The last eighteen months of awards season have produced a sustained, remarkable shift in how men dress for the camera — a shift that is not a trend in the fashion sense but something closer to a cultural realignment. Men are, for the first time in the modern era of celebrity dressing, genuinely competing for the style conversation.

The Looks That Changed Something

It did not happen all at once. It happened in accumulation — a series of looks over several seasons that individually might have been dismissed as outliers but together constitute a pattern.

The pattern is not a single aesthetic. It is not the return of the Regency dandy or the resurrection of glam rock or any of the other historical narratives that fashion criticism reaches for when it needs a framework. It is something more contemporary and more complicated: a generation of male celebrities who have grown up on social media, who have close creative relationships with designers rather than just contractual ones, and who have decided — with varying degrees of success — that the red carpet is a place to say something.

At the 2026 SAG Actor Awards, the men's carpet was, by several accounts, more discussed than the women's. Not because the women were less extraordinary — several looks were extraordinary — but because the men were unexpected. Sheer fabrication on formal outerwear. Silhouettes that referenced womenswear without being drag. Colour choices that had no precedent in the formal menswear canon. One look, worn by an actor whose previous red carpet appearances had been entirely conventional, appeared to reference Helmut Lang's late-1990s deconstruction work in a way that was too specific to be accidental.

The Designer Side of the Story

The shift in male celebrity dressing did not emerge from nowhere. It was, in large part, engineered by a group of designers who identified the male celebrity body as an underused canvas and invested accordingly.

Jonathan Anderson at Loewe has been the most consistent architect of this shift. His menswear has spent the last three years systematically dismantling the formal codes of male dress — not to make men look like women but to ask, with genuine curiosity, why the rules were the rules in the first place. A Loewe suit is recognisably a suit. It is also somehow uncanny — proportioned slightly wrong, constructed slightly strangely, made from materials that a suit has no business being made from. On the right body, with the right intention, it is extraordinary.

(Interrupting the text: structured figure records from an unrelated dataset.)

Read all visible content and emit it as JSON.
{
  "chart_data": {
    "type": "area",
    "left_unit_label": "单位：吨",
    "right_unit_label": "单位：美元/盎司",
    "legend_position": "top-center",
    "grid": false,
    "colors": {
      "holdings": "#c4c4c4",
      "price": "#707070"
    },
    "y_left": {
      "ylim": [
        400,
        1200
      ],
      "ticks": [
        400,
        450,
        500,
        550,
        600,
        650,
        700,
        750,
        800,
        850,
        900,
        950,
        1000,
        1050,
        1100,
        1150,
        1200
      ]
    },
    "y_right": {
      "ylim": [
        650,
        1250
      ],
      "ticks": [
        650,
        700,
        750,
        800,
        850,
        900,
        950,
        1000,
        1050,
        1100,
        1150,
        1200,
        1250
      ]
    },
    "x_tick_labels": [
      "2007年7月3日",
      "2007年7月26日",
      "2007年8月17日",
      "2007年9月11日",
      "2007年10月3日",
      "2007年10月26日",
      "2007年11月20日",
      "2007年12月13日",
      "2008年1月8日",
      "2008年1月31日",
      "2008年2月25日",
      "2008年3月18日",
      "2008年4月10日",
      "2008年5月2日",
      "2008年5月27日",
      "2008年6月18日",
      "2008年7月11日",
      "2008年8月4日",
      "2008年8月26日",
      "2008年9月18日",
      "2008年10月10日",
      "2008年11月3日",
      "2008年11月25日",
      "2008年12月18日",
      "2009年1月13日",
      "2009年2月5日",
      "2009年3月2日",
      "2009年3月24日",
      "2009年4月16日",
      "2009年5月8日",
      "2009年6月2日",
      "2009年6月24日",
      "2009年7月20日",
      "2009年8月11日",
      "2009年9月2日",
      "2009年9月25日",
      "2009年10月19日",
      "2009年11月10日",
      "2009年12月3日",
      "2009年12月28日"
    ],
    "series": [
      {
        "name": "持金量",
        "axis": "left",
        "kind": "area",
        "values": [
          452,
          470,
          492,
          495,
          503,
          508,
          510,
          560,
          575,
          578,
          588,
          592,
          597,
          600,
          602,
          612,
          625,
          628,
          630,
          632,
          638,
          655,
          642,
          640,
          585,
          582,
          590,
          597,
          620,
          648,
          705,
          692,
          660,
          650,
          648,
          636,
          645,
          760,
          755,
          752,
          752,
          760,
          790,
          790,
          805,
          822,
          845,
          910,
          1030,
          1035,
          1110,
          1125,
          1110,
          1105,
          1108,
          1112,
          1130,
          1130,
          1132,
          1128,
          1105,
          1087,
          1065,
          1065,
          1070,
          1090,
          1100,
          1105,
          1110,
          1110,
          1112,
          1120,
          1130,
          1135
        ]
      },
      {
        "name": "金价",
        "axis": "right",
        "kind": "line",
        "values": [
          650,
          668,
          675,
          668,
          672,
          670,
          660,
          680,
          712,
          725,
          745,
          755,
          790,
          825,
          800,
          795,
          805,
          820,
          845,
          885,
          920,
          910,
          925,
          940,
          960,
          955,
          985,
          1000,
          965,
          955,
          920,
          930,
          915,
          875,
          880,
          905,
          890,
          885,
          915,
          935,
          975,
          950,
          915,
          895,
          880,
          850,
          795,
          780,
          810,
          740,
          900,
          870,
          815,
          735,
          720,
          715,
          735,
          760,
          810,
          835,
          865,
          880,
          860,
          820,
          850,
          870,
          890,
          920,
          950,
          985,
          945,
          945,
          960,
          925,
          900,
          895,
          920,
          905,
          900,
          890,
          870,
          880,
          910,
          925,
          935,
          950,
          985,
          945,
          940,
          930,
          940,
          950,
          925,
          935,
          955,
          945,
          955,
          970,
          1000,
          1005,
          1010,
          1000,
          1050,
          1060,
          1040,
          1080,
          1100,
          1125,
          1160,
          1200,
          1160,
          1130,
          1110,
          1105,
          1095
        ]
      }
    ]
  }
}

Demna at Balenciaga, Daniel Lee at Burberry, Pharrell Williams at Louis Vuitton: each has brought a different energy to the question of what formal menswear can be. Each has found male clients willing to wear the answer on a red carpet in front of a global audience.

The Celebrity Side of the Story

Designers make the clothes. Celebrities choose to wear them — and that choice is not passive. The male celebrities who are leading this shift are doing so deliberately, with curation and intent.

Several of the most discussed male dressers of the current moment describe their approach to red carpet dressing in terms that would not be out of place in a conversation with a creative director. They talk about the story they want to tell with a look, about the dialogue between the event's context and the clothes' context, about the discomfort of wearing something that might not land and why that discomfort is the point.

This is a new kind of celebrity-designer relationship. It is not the traditional arrangement, in which a brand dresses a face in exchange for visibility. It is something more like a genuine creative collaboration — with all the attendant complexity and, occasionally, brilliance.

The Backlash

Not everyone is enthusiastic. A significant portion of the commentary on adventurous male red carpet dressing tends toward the dismissive — the look is confusing, the proportions are wrong, what is he wearing and why. Some of this criticism is simply conservatism dressed as taste. Some of it is legitimate: not every experimental men's look is good, and the line between a considered statement and a miscalculation is thin and easy to cross.

But the backlash, when it comes, tends to confirm rather than undermine the significance of the shift. If men's red carpet dressing were still irrelevant, no one would bother to be angry about it.

What Comes Next

The question now is whether the current moment consolidates into something durable or dissipates back into the comfortable monotony of the black tuxedo.

The conditions that produced it — a generation of male celebrities who grew up fashion-literate, a group of designers genuinely interested in the formal codes of menswear, a social media ecosystem that amplifies style moments in ways that reward risk — have not gone away. If anything, they are intensifying.

Men's red carpet dressing is not having a moment. It is having a reckoning.